Qatar’s Amir Sheikh Tamim bin Hamad Al Thani appointed an ambassador to the United Arab Emirates on Sunday, six years after the UAE severed all diplomatic and trade ties with Doha during the 2017 GCC crisis.
In a statement, the Amiri Diwan said the Qatari leader appointed “Dr. Sultan Salmeen Saeed Al Mansouri as Ambassador Extraordinary and Plenipotentiary to the United Arab Emirates.”
The move comes months after the two Gulf states announced the mutual reopening of diplomatic missions in Doha and Abu Dhabi, marking the final step to rapprochement to end the 2017 Gulf Cooperation Council crisis.

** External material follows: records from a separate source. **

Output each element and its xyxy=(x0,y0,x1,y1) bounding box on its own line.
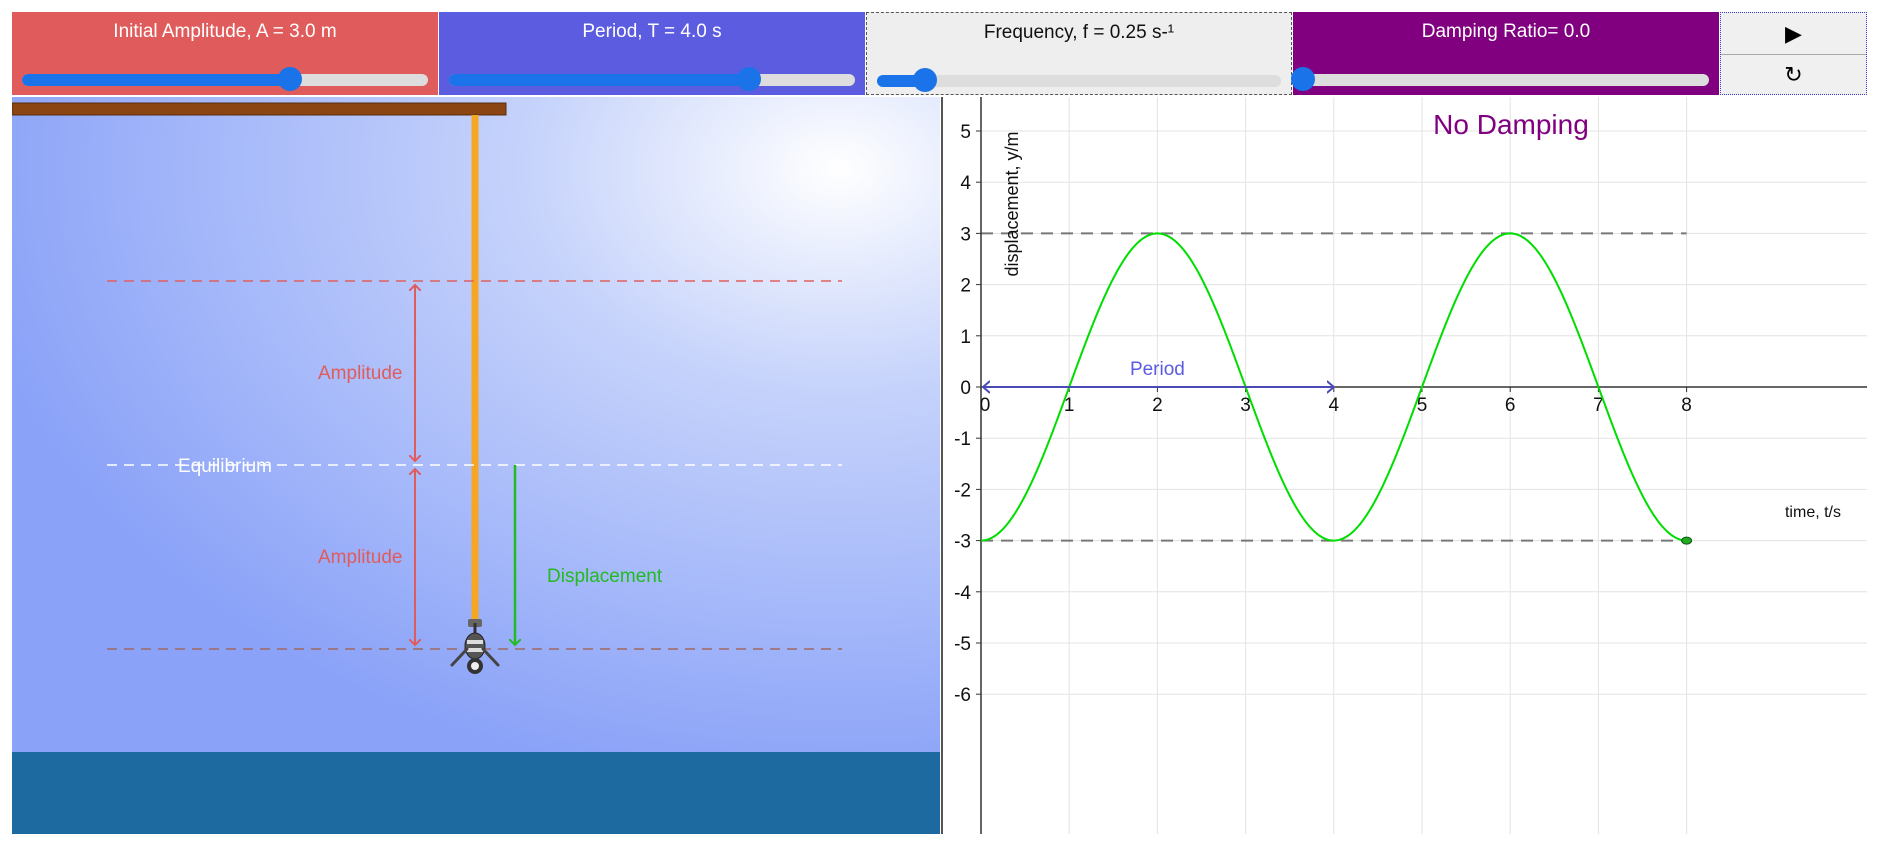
y-tick-label: -6 xyxy=(954,685,971,706)
displacement-label: Displacement xyxy=(547,566,663,587)
damping-control: Damping Ratio= 0.0 xyxy=(1291,12,1719,95)
x-tick-label: 7 xyxy=(1593,395,1604,416)
frequency-slider-track[interactable] xyxy=(877,75,1281,87)
reset-button[interactable]: ↻ xyxy=(1784,61,1803,87)
y-tick-label: 0 xyxy=(960,378,971,399)
damping-label: Damping Ratio= 0.0 xyxy=(1421,21,1591,42)
play-button[interactable]: ▶ xyxy=(1721,13,1866,55)
platform xyxy=(12,102,507,116)
period-slider-track[interactable] xyxy=(449,74,855,86)
y-tick-label: 2 xyxy=(960,276,971,297)
x-tick-label: 5 xyxy=(1417,395,1428,416)
amplitude-slider-thumb[interactable] xyxy=(277,67,302,91)
y-tick-label: 5 xyxy=(960,122,971,143)
x-tick-label: 2 xyxy=(1152,395,1163,416)
x-tick-label: 6 xyxy=(1505,395,1516,416)
grid xyxy=(981,97,1867,834)
amplitude-slider-fill xyxy=(22,74,290,86)
y-tick-label: 1 xyxy=(960,327,971,348)
damping-slider-thumb[interactable] xyxy=(1291,67,1315,91)
displacement-time-graph: 6 5 4 3 2 1 0 -1 -2 -3 -4 -5 -6 0 1 2 3 4 5 6 7 8 Period No … xyxy=(941,97,1867,834)
frequency-slider-fill xyxy=(877,75,926,87)
amplitude-label: Initial Amplitude, A = 3.0 m xyxy=(113,21,337,42)
frequency-control: Frequency, f = 0.25 s-¹ xyxy=(866,12,1292,95)
damping-slider-track[interactable] xyxy=(1303,74,1709,86)
amplitude-guides xyxy=(981,232,1687,542)
y-tick-label: -5 xyxy=(954,634,971,655)
y-tick-label: -2 xyxy=(954,480,971,501)
x-tick-label: 1 xyxy=(1064,395,1075,416)
x-tick-label: 8 xyxy=(1681,395,1692,416)
chart-title: No Damping xyxy=(1433,109,1589,140)
x-tick-label: 0 xyxy=(980,395,991,416)
y-tick-label: -3 xyxy=(954,532,971,553)
frequency-slider-thumb[interactable] xyxy=(913,68,938,92)
graph-canvas: 6 5 4 3 2 1 0 -1 -2 -3 -4 -5 -6 0 1 2 3 4 5 6 7 8 Period No … xyxy=(954,97,1867,834)
amplitude-top-label: Amplitude xyxy=(318,363,403,384)
y-tick-label: -1 xyxy=(954,429,971,450)
period-label: Period, T = 4.0 s xyxy=(582,21,722,42)
x-tick-label: 3 xyxy=(1240,395,1251,416)
jumper-figure xyxy=(450,619,500,674)
amplitude-bottom-label: Amplitude xyxy=(318,547,403,568)
x-tick-label: 4 xyxy=(1329,395,1340,416)
bungee-animation-panel: Amplitude Amplitude Equilibrium Displace… xyxy=(12,97,940,834)
animation-canvas: Amplitude Amplitude Equilibrium Displace… xyxy=(12,97,940,834)
y-tick-labels: 6543210-1-2-3-4-5-6 xyxy=(954,122,971,706)
period-label: Period xyxy=(1130,359,1185,380)
period-slider-thumb[interactable] xyxy=(737,67,762,91)
current-point-marker xyxy=(1681,536,1693,545)
amplitude-control: Initial Amplitude, A = 3.0 m xyxy=(12,12,438,95)
y-axis-label: displacement, y/m xyxy=(1002,131,1022,276)
x-tick-labels: 0 1 2 3 4 5 6 7 8 xyxy=(980,395,1692,416)
amplitude-slider-track[interactable] xyxy=(22,74,428,86)
x-axis-label: time, t/s xyxy=(1785,504,1841,521)
y-tick-label: 4 xyxy=(960,173,971,194)
water xyxy=(12,752,940,834)
displacement-curve xyxy=(980,232,1687,542)
playback-buttons: ▶ ↻ xyxy=(1720,12,1867,95)
y-tick-label: 3 xyxy=(960,224,971,245)
y-tick-label: -4 xyxy=(954,583,971,604)
period-control: Period, T = 4.0 s xyxy=(439,12,865,95)
frequency-label: Frequency, f = 0.25 s-¹ xyxy=(983,22,1175,43)
period-slider-fill xyxy=(449,74,750,86)
equilibrium-label: Equilibrium xyxy=(178,456,272,477)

In 2017, the UAE had joined Saudi Arabia, Bahrain and Egypt in severing ties with Qatar and imposing an illegal air, land and sea blockade on the Gulf state.
At the time, the quartet accused Qatar of supporting terrorism, though Doha has consistently and vehemently denied those “baseless” allegations.
While the crisis effectively came to an end in 2021 with the signing of the Al-Ula Declaration in Saudi Arabia, ties between Qatar and the UAE have taken time to pick up pace.
Qatar’s foreign ministry said the decision to reopen the embassies was “based on the Al-Ula Agreement, and the keenness of the two countries to strengthen bilateral relations,” referencing the historic 2021 accord that ended the region’s worst rift.
“The two sides affirm that this step comes as an embodiment of the will of the leaderships of the two countries, and in consolidation of the path towards joint Arab action, in a way that achieves the aspirations of the two brotherly peoples,” the statement added.